Боб спрятался в подъезд, пропустил ее, затем догнал и крепко взял за руку: не останавливаясь она продолжала шагать, размашисто и безвольно.
Поднялись по темной, безличной, неопрятной лестнице на самый верх пустынного, запущенного дома. Такие дома попадаются часто в Нью-Йорке: без прошлого, без будущего, не рождающие чувства интереса к своим жильцам.
Дверь отпер сам доктор Спарт, враждебно взглянул на Боба, что-то пробормотал в ответ на приветствие и повел их: длинный коридор, несколько пустых, необставленных комнат, затем комнаты с мебелью, но явно необитаемые. Очутились в свежевыбеленной зале с гинекологическим креслом в центре и стеклянными шкафами по бокам.
— Вы приняли ванну? — спросил Спарт.
И Боб ответил, вытягиваясь, как перед командиром:
— Так точно, приняла.
— Раздевайтесь! — и добавил: — Решено, в случае осложнения вы не ищете меня, все равно не найдете… Не теряя попусту времени, везете ее в госпиталь, так?

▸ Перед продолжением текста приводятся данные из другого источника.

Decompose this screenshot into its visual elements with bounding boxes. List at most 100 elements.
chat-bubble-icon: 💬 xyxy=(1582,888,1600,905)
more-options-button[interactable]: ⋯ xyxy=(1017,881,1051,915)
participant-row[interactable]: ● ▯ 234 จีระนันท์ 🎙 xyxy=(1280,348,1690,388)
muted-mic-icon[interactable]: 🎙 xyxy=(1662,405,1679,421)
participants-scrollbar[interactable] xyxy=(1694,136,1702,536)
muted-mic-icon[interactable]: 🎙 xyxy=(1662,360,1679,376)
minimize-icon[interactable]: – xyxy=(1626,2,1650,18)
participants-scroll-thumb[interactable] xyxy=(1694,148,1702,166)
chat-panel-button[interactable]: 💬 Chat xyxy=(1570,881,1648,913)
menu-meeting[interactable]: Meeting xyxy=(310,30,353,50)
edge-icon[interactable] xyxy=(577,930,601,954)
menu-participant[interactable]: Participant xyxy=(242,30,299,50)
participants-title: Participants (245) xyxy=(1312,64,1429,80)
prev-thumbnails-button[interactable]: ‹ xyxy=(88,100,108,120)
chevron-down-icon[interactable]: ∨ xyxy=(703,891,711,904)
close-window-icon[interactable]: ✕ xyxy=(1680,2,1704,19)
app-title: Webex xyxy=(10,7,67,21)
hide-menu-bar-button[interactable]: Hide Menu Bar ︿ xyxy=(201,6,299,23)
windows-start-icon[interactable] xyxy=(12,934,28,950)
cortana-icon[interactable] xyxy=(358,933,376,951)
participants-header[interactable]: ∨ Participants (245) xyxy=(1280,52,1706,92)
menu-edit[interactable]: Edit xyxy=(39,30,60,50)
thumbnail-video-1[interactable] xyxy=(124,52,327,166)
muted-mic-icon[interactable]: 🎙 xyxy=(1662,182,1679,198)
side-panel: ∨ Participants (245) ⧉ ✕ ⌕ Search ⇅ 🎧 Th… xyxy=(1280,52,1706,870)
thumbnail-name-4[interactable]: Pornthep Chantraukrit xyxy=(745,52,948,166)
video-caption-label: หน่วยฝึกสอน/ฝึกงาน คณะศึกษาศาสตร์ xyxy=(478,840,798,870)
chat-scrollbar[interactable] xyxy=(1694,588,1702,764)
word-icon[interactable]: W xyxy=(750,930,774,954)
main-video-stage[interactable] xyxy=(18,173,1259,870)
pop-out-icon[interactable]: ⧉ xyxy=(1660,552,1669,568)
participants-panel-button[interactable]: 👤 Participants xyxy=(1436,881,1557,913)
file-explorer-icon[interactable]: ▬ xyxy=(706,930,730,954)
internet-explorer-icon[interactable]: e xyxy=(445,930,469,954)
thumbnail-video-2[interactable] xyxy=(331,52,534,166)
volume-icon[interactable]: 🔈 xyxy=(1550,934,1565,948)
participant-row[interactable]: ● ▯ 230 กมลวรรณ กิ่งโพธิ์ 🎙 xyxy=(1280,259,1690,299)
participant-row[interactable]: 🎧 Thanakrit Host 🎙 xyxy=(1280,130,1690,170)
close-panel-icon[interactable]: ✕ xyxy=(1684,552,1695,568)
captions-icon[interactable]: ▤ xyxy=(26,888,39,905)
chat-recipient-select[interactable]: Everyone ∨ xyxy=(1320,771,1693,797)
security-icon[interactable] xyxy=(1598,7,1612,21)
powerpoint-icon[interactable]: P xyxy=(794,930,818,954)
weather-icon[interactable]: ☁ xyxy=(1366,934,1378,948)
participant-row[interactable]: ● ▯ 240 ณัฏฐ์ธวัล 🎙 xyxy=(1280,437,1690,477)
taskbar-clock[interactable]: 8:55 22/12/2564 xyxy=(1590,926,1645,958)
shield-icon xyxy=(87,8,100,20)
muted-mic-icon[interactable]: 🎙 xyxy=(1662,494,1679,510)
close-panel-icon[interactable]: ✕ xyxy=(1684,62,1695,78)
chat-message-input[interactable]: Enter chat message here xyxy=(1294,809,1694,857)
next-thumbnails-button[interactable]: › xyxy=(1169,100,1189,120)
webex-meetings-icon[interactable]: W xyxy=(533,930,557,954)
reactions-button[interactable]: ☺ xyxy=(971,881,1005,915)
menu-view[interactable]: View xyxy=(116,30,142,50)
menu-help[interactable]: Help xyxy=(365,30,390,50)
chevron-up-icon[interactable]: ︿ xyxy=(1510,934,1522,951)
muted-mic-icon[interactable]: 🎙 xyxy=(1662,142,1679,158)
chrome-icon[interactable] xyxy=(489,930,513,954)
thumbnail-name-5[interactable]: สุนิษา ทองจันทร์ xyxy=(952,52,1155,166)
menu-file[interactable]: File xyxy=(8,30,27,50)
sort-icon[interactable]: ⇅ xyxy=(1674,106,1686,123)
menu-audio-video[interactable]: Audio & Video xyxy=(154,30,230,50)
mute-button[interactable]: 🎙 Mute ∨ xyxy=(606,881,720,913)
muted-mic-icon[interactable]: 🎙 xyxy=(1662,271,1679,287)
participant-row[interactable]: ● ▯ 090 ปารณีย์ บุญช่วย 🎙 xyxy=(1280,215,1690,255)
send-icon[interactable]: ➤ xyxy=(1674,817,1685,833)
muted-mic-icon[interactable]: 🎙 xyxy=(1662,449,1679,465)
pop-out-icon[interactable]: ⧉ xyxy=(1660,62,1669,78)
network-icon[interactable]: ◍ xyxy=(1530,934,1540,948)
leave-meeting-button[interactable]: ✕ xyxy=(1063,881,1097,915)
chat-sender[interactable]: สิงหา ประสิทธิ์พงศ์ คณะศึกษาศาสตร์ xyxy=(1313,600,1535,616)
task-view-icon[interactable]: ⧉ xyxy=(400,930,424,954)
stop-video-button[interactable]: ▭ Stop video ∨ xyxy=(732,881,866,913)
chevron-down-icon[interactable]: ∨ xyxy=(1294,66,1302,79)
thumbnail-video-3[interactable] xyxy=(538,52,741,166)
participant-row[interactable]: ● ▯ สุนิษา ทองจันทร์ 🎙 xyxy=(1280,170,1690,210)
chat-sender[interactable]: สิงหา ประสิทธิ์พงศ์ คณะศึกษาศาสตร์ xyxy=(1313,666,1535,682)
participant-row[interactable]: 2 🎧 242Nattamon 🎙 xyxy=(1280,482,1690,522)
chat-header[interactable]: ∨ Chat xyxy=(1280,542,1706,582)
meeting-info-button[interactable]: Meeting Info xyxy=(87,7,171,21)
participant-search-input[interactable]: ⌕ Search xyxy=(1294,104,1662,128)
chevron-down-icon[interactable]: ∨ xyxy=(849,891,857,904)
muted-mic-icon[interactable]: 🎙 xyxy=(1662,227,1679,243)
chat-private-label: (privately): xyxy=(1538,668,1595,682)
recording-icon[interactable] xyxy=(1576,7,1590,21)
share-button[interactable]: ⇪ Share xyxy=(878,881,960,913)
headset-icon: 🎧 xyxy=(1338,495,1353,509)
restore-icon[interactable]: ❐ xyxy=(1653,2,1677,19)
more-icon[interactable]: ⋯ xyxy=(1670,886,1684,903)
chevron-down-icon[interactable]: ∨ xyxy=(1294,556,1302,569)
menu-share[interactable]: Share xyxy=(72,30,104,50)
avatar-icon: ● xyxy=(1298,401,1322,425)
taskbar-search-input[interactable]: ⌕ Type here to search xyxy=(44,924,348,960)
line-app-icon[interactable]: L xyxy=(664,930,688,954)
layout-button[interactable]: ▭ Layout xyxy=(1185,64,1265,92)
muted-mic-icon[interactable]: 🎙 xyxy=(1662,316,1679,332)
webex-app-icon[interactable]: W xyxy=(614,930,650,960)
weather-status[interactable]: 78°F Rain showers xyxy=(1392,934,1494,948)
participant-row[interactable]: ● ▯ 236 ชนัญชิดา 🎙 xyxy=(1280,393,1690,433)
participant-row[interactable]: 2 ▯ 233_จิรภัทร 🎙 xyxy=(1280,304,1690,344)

— Да, — согласился Боб, — только я хотел спросить: нельзя ли ей отдохнуть здесь часа два-три, а не сразу…
— Нет, — отмахнулся Спарт. — Ехать надо пока наркоз еще действует. Раздевайтесь.
Был он тучный, лохматый, седой, с небритым, словно опухшим от сна лицом. Начал распределять инструменты, вату, шприцы, руководствуясь очевидно известными ему соображениями: одно клал налево, другое направо.
— Стерилизовано в госпитале, — объяснил он. — Будет хорошо. Впрочем, я не понимаю, почему люди отказываются рожать.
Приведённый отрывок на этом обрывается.